Why are some of the largest and most cost efficient companies turning to solar for energy consumed by on-site facilities? It’s pretty simple; they want to continue to be the largest and most cost efficient companies. Iconic brands like WalMart, Costco, IKEA, Kohl’s, and Walgreens are synonymous with proficient management, low overhead and profitable business models. And now they’re deploying record level solar systems because they see a smart investment comprised of decreasing installation costs, innovative financing options, and the ability to stabilize future energy expenses.
When the price of commercial solar systems dropped almost 14 percent in 2012, advantageous companies saw an opportunity to reduce a portion of their operating expenses by controlling their energy costs. Solar energy provides an appealing choice with predictable prices for 20-30 years, reducing utility price volatility for large organizations managing long terms budgets.

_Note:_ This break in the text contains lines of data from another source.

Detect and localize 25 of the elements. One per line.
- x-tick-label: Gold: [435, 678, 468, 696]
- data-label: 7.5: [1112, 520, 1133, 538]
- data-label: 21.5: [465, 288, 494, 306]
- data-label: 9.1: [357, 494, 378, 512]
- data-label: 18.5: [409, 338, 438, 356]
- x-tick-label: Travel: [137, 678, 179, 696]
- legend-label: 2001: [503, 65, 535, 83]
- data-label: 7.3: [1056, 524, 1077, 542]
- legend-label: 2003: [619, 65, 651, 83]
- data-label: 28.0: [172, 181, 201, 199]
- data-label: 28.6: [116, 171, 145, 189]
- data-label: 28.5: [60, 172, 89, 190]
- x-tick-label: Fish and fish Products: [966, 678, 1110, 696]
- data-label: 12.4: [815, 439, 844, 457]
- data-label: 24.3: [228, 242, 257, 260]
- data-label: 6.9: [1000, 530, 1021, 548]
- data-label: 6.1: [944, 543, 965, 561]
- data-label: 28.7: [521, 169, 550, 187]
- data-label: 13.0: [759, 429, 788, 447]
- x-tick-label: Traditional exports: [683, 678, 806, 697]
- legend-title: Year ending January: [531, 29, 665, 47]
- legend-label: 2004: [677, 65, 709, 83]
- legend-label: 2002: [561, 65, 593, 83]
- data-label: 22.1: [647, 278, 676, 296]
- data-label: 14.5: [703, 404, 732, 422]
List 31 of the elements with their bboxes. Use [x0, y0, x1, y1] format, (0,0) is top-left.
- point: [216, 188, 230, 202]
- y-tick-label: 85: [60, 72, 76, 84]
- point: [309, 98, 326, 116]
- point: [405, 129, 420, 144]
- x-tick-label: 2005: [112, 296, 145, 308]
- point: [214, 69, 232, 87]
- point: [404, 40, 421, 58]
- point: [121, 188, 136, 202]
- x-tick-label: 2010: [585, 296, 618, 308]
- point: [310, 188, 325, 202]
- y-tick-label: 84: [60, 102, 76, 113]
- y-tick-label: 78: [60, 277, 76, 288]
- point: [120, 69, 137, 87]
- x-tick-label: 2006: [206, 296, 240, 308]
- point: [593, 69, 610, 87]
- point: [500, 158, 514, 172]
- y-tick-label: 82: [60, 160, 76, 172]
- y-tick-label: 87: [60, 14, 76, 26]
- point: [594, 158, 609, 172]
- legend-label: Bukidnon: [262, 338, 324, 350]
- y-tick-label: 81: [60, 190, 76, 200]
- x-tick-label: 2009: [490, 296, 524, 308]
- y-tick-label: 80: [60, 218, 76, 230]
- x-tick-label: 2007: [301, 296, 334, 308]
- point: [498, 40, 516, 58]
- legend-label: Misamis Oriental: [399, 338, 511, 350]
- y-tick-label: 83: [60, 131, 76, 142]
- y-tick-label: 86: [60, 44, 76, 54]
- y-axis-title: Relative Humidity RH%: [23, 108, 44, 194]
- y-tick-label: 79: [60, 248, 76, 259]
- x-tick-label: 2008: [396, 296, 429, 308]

A report by Solar Energy Industries Association and Vote Solar Initiative analyzed 42 companies that deployed at least 312 megawatts (MV) of photovoltaic (PV) capacity at more than 750 locations in at least 26 states and Puerto Rico. According to the study, the 20 companies with the highest installed capacity have deployed at least 279 MV, enough to supply all the electricity needs of 46,500 American households. From large organizations to small business, deploying solar energy cuts operating costs, improves the bottom line, and increases profits, thus allowing brands to focus on their core business.
In coming years, most industry predictions call for more consistent and moderate growth. According to the study, businesses, non-profits, schools and public agencies are expected to add 7000 megawatts of additional PV systems over the next five years – enough to replace seven retiring coal power plants.